Colorado v. Bertine, 479 U.S. 367 (1987), was a case in which the Supreme Court of the United States held that the Fourth Amendment does not prohibit a State from proving charges with the evidence discovered during an inventory search.

== Background ==
In 1984, Steven Bertine was arrested for driving under the influence.

Prior to his truck being impounded, an officer inventoried the contents according to the department's procedure and discovered a backpack, which he opened. Inside, he discovered controlled substances, paraphernalia, and a large amount of cash. Bertine was subsequently charged with driving under the influence and unlawful possession of cocaine.

At trial, Bertine made a motion to suppress the evidence gathered, arguing that the search violated the Fourth Amendment. The trial court agreed, but relied on the Colorado Constitution.

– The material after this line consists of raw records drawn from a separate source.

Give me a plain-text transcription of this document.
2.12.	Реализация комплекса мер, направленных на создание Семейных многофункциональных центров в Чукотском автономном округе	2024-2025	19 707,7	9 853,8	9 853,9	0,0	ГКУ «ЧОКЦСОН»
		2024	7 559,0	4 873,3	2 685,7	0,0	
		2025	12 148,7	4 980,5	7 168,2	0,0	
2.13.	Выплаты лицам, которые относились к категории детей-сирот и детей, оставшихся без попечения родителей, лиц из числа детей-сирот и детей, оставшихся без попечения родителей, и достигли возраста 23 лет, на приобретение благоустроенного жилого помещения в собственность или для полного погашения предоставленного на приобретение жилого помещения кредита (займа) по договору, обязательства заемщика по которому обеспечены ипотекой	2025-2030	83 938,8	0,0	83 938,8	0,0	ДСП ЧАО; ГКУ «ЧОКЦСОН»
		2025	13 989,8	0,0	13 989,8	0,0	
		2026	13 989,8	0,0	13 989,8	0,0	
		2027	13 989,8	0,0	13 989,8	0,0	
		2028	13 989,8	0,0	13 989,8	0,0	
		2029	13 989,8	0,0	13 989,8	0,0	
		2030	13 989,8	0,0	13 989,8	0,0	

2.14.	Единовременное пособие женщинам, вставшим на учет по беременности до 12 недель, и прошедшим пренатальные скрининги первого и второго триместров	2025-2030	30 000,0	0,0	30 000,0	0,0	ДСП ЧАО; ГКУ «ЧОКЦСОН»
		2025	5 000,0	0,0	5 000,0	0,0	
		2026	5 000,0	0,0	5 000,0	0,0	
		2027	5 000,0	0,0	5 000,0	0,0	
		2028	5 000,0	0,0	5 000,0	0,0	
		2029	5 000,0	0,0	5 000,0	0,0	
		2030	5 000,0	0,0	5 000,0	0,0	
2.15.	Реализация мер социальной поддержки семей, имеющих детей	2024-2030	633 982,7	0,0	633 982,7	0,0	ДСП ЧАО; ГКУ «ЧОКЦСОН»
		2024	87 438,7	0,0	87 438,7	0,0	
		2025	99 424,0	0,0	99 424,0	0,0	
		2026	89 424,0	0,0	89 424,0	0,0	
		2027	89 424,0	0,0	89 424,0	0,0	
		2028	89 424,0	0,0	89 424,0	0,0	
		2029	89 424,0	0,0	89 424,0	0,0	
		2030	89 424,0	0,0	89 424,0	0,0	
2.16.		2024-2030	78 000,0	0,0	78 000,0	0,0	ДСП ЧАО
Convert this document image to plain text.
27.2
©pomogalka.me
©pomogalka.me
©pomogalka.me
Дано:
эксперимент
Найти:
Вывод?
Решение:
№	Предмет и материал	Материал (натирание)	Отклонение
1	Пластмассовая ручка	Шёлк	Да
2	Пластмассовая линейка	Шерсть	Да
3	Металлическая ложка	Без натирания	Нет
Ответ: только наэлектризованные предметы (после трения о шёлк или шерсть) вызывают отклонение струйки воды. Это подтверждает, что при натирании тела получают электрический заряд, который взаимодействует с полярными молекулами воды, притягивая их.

On appeal, the Supreme Court of Colorado affirmed, relying on the Federal Constitution and the Fourth Amendment.

== Holding ==
The Supreme Court reversed on appeal. Writing for the Majority, Chief Justice Rehnquist relied on past precedent from Illinois v. Lafayette and South Dakota v. Opperman to determine that the government had a legitimate interest in securing the property they took into custody, and that because the purpose of the search was not to uncover evidence, the warrant requirement did not apply.

In particular, the Court held than an officer conducting an inventory search in accordance with a standard department procedure is reasonable, provided that no ulterior investigatory motive exists.

=== Blackmun's Concurrence ===
Justice Blackmun concurred, writing only to emphasize the underlying rationale that police should not have discretion to determine the scope of the search, thus ensuring that inventory searches are not used for the purpose of discovering evidence.

=== Marshall's Dissent ===
In his dissent, Justice Marshall rejected the Majority's determination that the search was required by standardized procedure, noting that the department's policy allows officers discretion in whether to impound a car and therefore whether an inventory search is necessary.

Additionally, Marshall asserted that Bertine reasonably had a greater expectation of privacy in his backpack than in his car, which outweighed the government's interests.